Ce ton froid et sec blessa profondément Julien. Il se tut, et écouta d’un air morne, qu’il affectait de rendre indifférent.

Le professeur reprit :

« Une année s’était écoulée ainsi ; la princesse, cédant à son inquiétude et à sa douleur, fit faire des recherches dans tous les pays et prendre secrètement des informations dans toutes les cours de l’Europe, sans qu’il fût possible de retrouver les traces de l’infortuné Max. Alors, convaincue qu’il s’était donné la mort et qu’elle avait blessé le cœur le plus noble et le plus sincère, une passion plus vive s’alluma dans le sien ; elle nourrit sa douleur avec toute l’exaltation de son âge, mais en secret et loin de tous les regards. Pour mieux s’y livrer, elle fit creuser ce caveau et sculpter ce tombeau, où elle venait pleurer chaque jour.

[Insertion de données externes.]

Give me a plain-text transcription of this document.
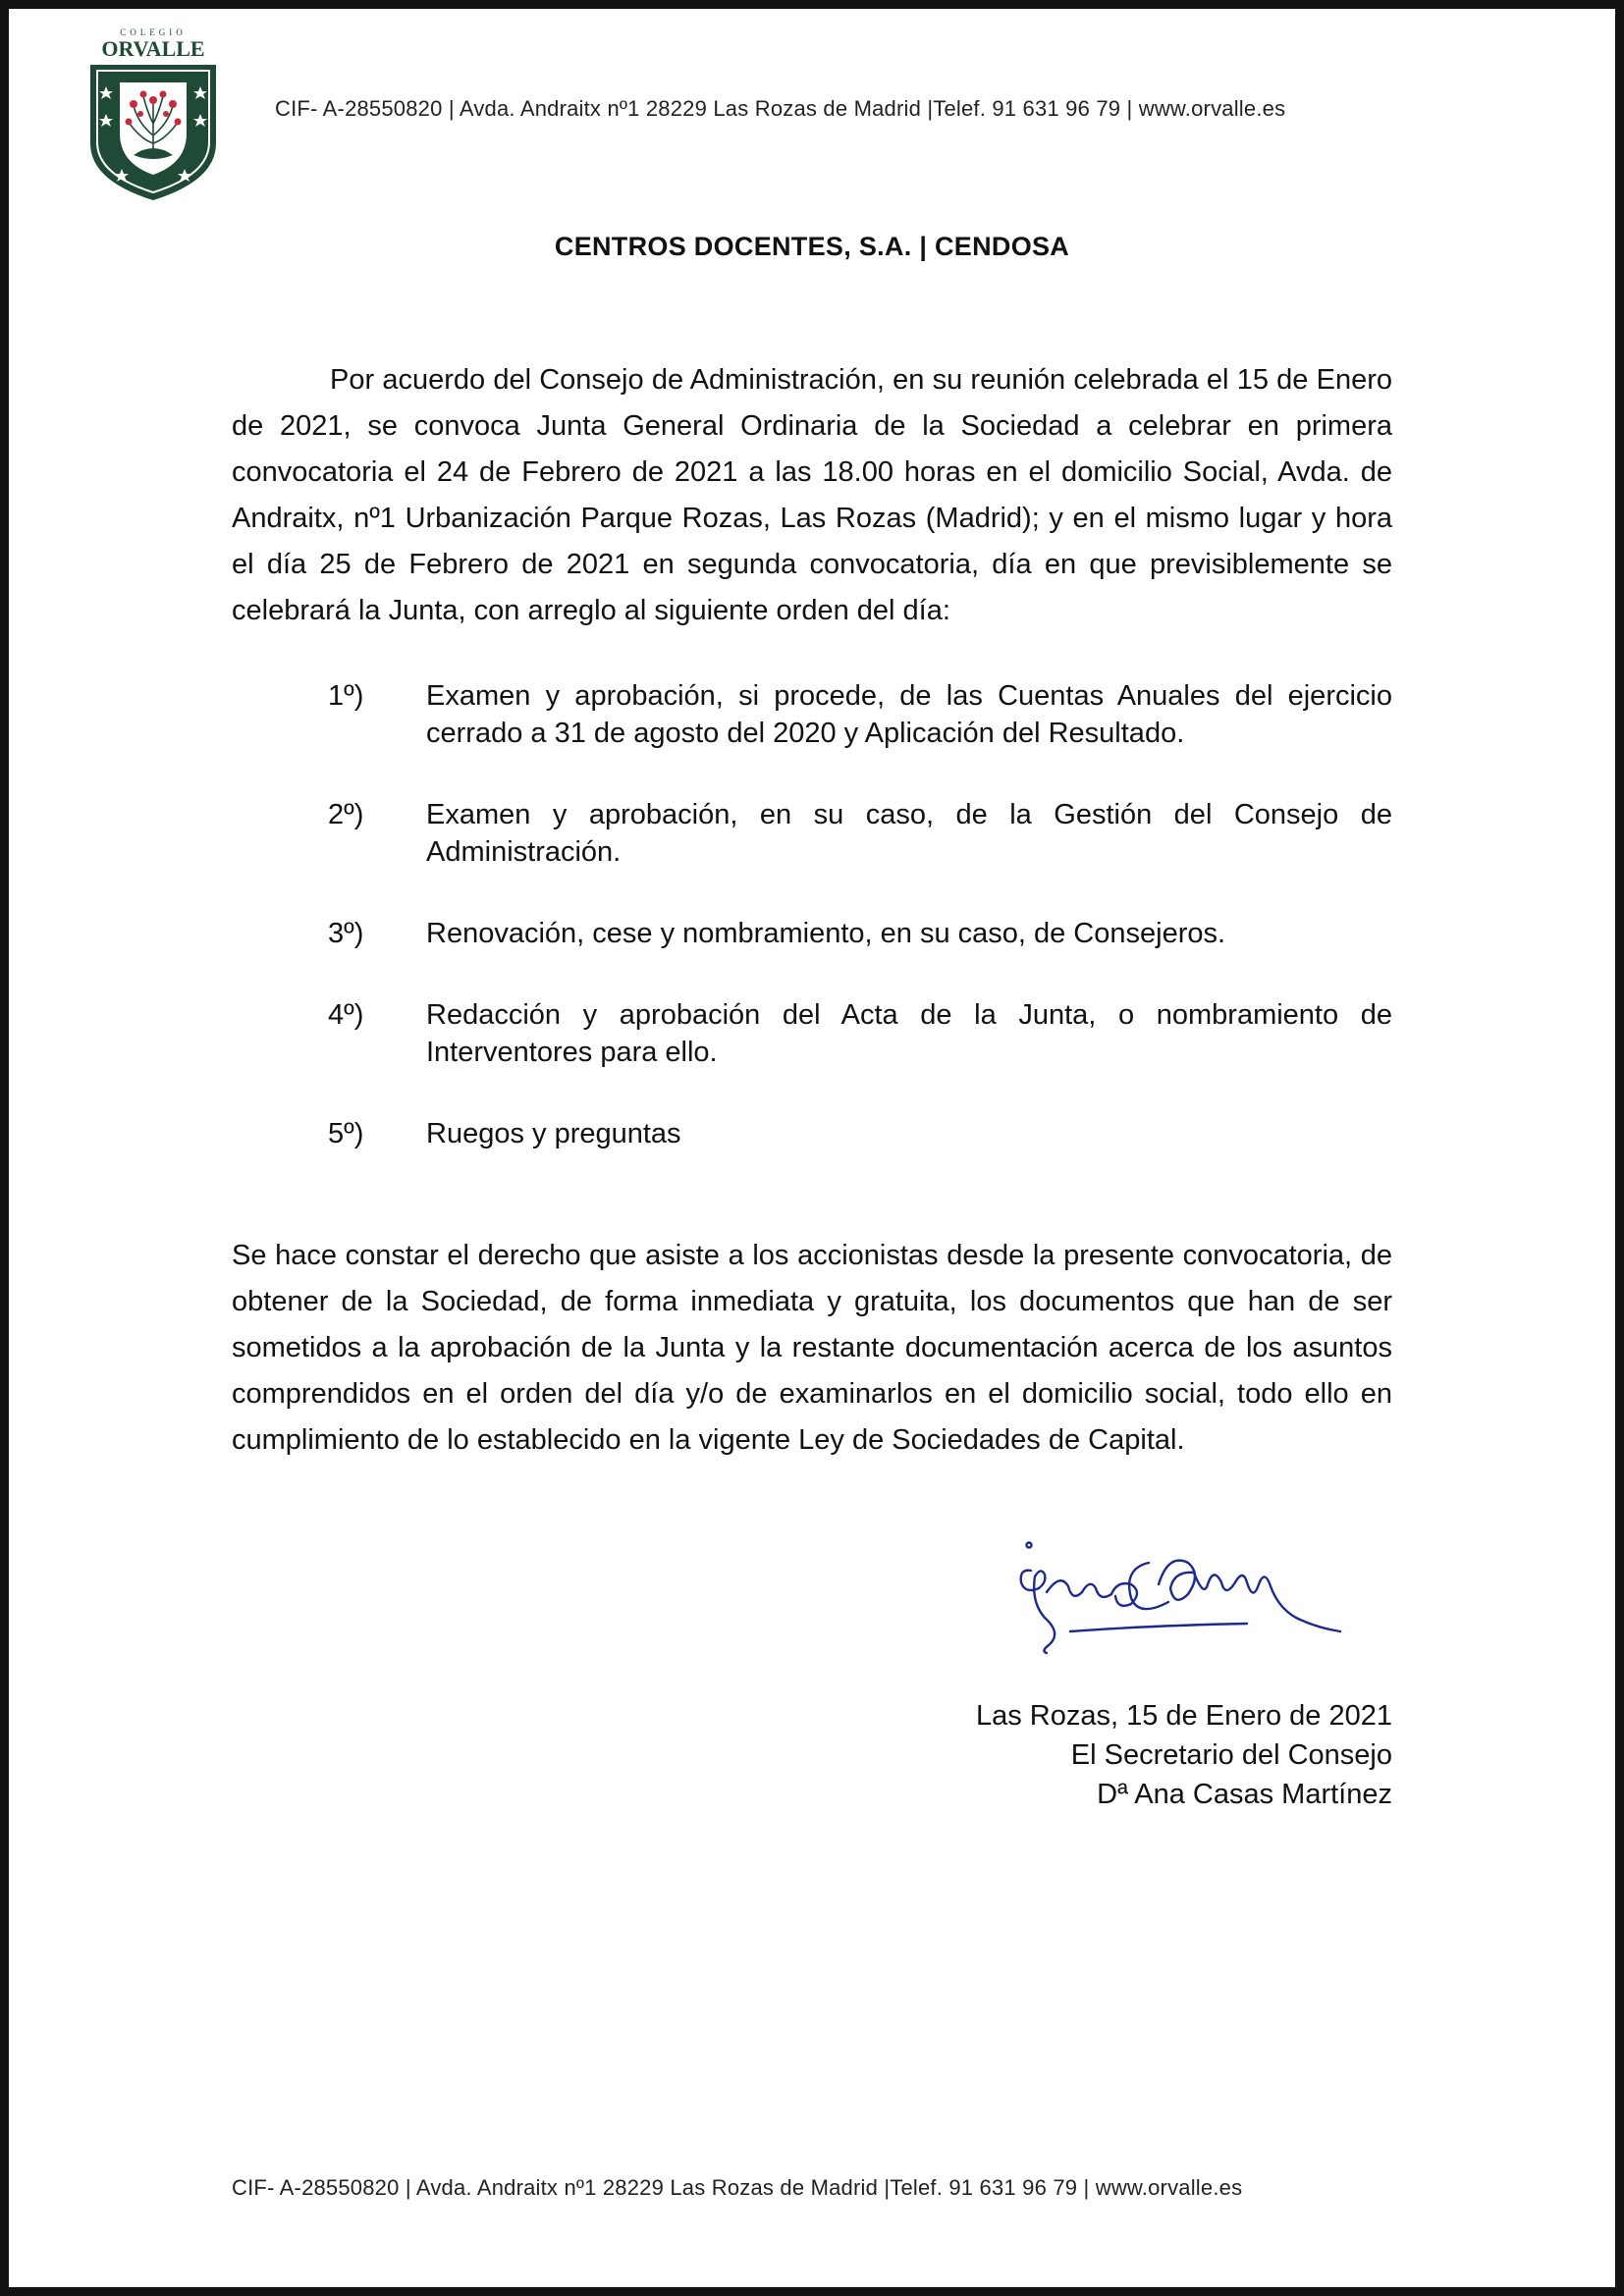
COLEGIO
ORVALLE
CIF- A-28550820 | Avda. Andraitx nº1 28229 Las Rozas de Madrid |Telef. 91 631 96 79 | www.orvalle.es
CENTROS DOCENTES, S.A. | CENDOSA

Por acuerdo del Consejo de Administración, en su reunión celebrada el 15 de Enero de 2021, se convoca Junta General Ordinaria de la Sociedad a celebrar en primera convocatoria el 24 de Febrero de 2021 a las 18.00 horas en el domicilio Social, Avda. de Andraitx, nº1 Urbanización Parque Rozas, Las Rozas (Madrid); y en el mismo lugar y hora el día 25 de Febrero de 2021 en segunda convocatoria, día en que previsiblemente se celebrará la Junta, con arreglo al siguiente orden del día:

1º)	Examen y aprobación, si procede, de las Cuentas Anuales del ejercicio cerrado a 31 de agosto del 2020 y Aplicación del Resultado.
2º)	Examen y aprobación, en su caso, de la Gestión del Consejo de Administración.
3º)	Renovación, cese y nombramiento, en su caso, de Consejeros.
4º)	Redacción y aprobación del Acta de la Junta, o nombramiento de Interventores para ello.
5º)	Ruegos y preguntas

Se hace constar el derecho que asiste a los accionistas desde la presente convocatoria, de obtener de la Sociedad, de forma inmediata y gratuita, los documentos que han de ser sometidos a la aprobación de la Junta y la restante documentación acerca de los asuntos comprendidos en el orden del día y/o de examinarlos en el domicilio social, todo ello en cumplimiento de lo establecido en la vigente Ley de Sociedades de Capital.

Las Rozas, 15 de Enero de 2021
El Secretario del Consejo
Dª Ana Casas Martínez
CIF- A-28550820 | Avda. Andraitx nº1 28229 Las Rozas de Madrid |Telef. 91 631 96 79 | www.orvalle.es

« Trois autres années s’écoulèrent, et je vins me fixer à Monteregale. La princesse cherchait dans les sciences une distraction à ses ennuis et un refuge contre les illusions de la vie auxquelles elle avait fait vœu de résister désormais. Elle se plut à mes entretiens et m’appela auprès d’elle jusqu’à ce que je fusse fixé dans son palais. Une affaire d’intérêt l’ayant conduite à Paris, elle me permit de l’y accompagner. Je n’avais jamais vu cette ville célèbre, et je désirais examiner les précieuses collections scientifiques qu’elle possède.

« C’est en explorant les cabinets d’histoire naturelle et les bibliothèques, que je fis par hasard la connaissance du prétendu Rosenhaïm. Je n’avais jamais vu ce jeune homme, et je fus frappé de sa beauté, de sa grâce, de son caractère noble et de ses manières affectueuses. L’amour de la science nous rapprocha bien vite. Je fus ébloui de ses connaissances et charmé de son aptitude.